HOT TYPE
The Mysterious, Anonymous Author Elena Ferrante on the Conclusion of Her Neapolitan Novels
The Community Bookstore in Park Slope is not the sort of place you might imagine a West Side Story–style rumble to break out, and yet fans of the wildly successful epic meta-fiction novels of Elena Ferrante, author of the Neapolitan series, and Karl Ove Knausgaard, author of My Struggle, have on more than one occasion nearly come to blows. Not surprisingly, fans of Ferrante’s innovative, swiftly moving, ruthlessly true-to-life tale of female friendship are quicker to the punch than fans of Knausgaard’s languorously paced, nostalgic, navel-gazing domestic drama. Allegedly, glasses have been smashed, goatees set ablaze, and fountain pens unsheathed with the promise that, “I will shank you.”

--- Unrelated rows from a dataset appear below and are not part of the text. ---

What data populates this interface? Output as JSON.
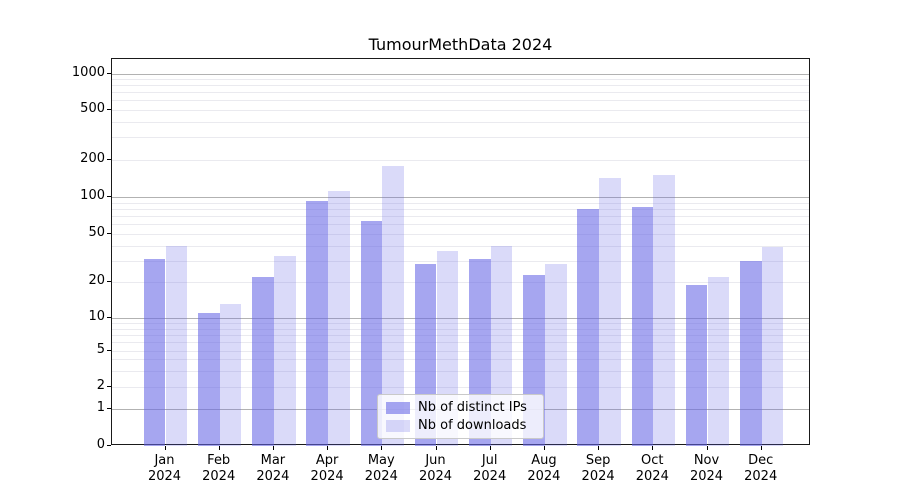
{
  "title": "TumourMethData 2024",
  "legend": {
    "items": [
      {
        "label": "Nb of distinct IPs",
        "color": "rgba(102,102,230,0.58)"
      },
      {
        "label": "Nb of downloads",
        "color": "rgba(102,102,230,0.24)"
      }
    ]
  },
  "colors": {
    "series_dark": "rgba(102,102,230,0.58)",
    "series_light": "rgba(102,102,230,0.24)",
    "grid_major": "#b2b2b2",
    "grid_minor": "#eaeaef",
    "axis": "#1a1a1a"
  },
  "chart_data": {
    "type": "bar",
    "title": "TumourMethData 2024",
    "categories": [
      "Jan 2024",
      "Feb 2024",
      "Mar 2024",
      "Apr 2024",
      "May 2024",
      "Jun 2024",
      "Jul 2024",
      "Aug 2024",
      "Sep 2024",
      "Oct 2024",
      "Nov 2024",
      "Dec 2024"
    ],
    "series": [
      {
        "name": "Nb of distinct IPs",
        "values": [
          31,
          11,
          22,
          93,
          64,
          28,
          31,
          23,
          80,
          83,
          19,
          30
        ]
      },
      {
        "name": "Nb of downloads",
        "values": [
          40,
          13,
          33,
          112,
          176,
          36,
          40,
          28,
          142,
          150,
          22,
          39
        ]
      }
    ],
    "yscale": "symlog",
    "ylabel": "",
    "xlabel": "",
    "y_ticks": [
      1000,
      500,
      200,
      100,
      50,
      20,
      10,
      5,
      2,
      1,
      0
    ],
    "y_minor_gridlines": [
      2,
      3,
      4,
      5,
      6,
      7,
      8,
      9,
      20,
      30,
      40,
      50,
      60,
      70,
      80,
      90,
      200,
      300,
      400,
      500,
      600,
      700,
      800,
      900
    ],
    "y_major_gridlines": [
      1,
      10,
      100,
      1000
    ],
    "ylim": [
      0,
      1300
    ],
    "grid": true,
    "legend_position": "lower center"
  }
}
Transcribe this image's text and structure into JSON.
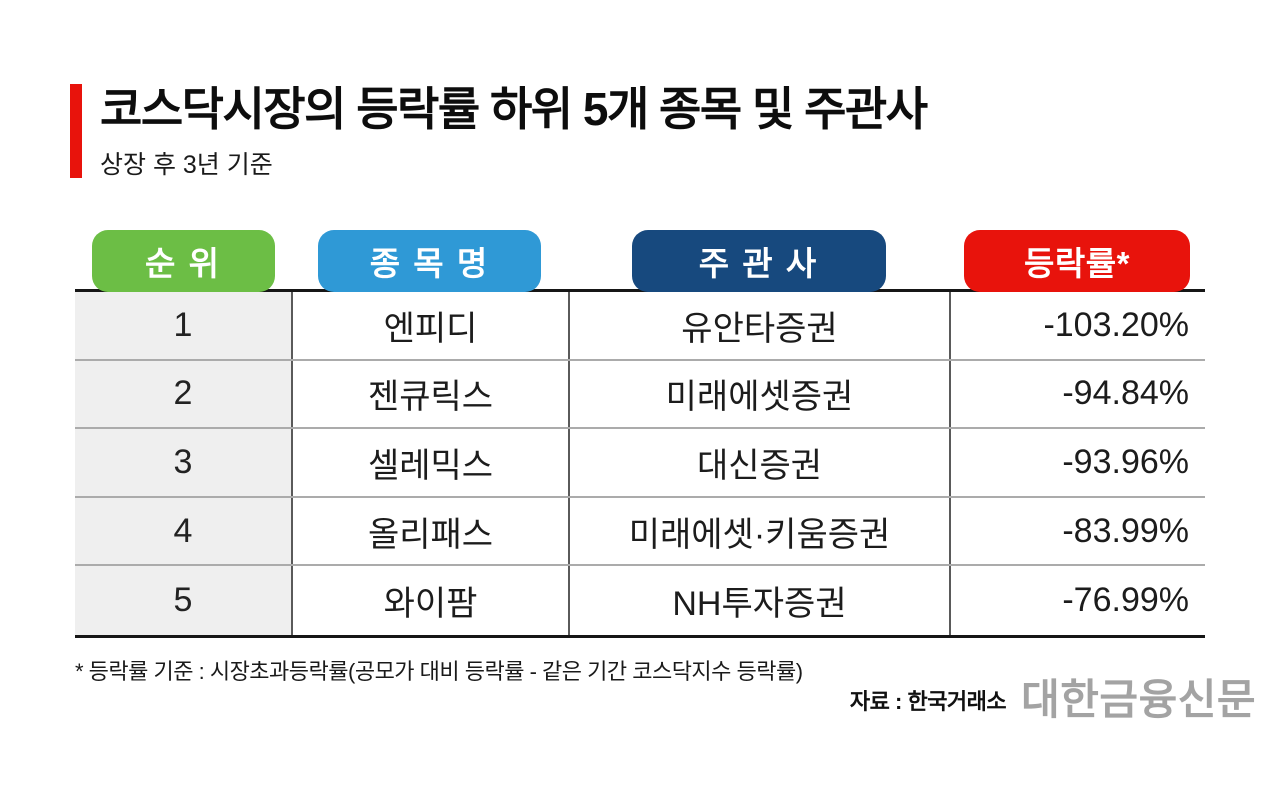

Passions run high when you’re talking about Ferrante and her work, particularly her sensational, highly addictive Neapolitan novels, which paint a portrait of a consuming female friendship against the backdrop of social and political upheaval in Italy from the 1950s to the present day. My Brilliant Friend,The Story of a New Name, and Those Who Leave and Those Who Stay have made Ferrante, an enigmatic figure who writes under a pseudonym, and is widely regarded as the best contemporary novelist you’ve never heard of, a worldwide sensation. With the highly anticipated publication of the fourth and final book, The Story of the Lost Child, out this September, Ferrante fans are in a white-hot lather—and they should be.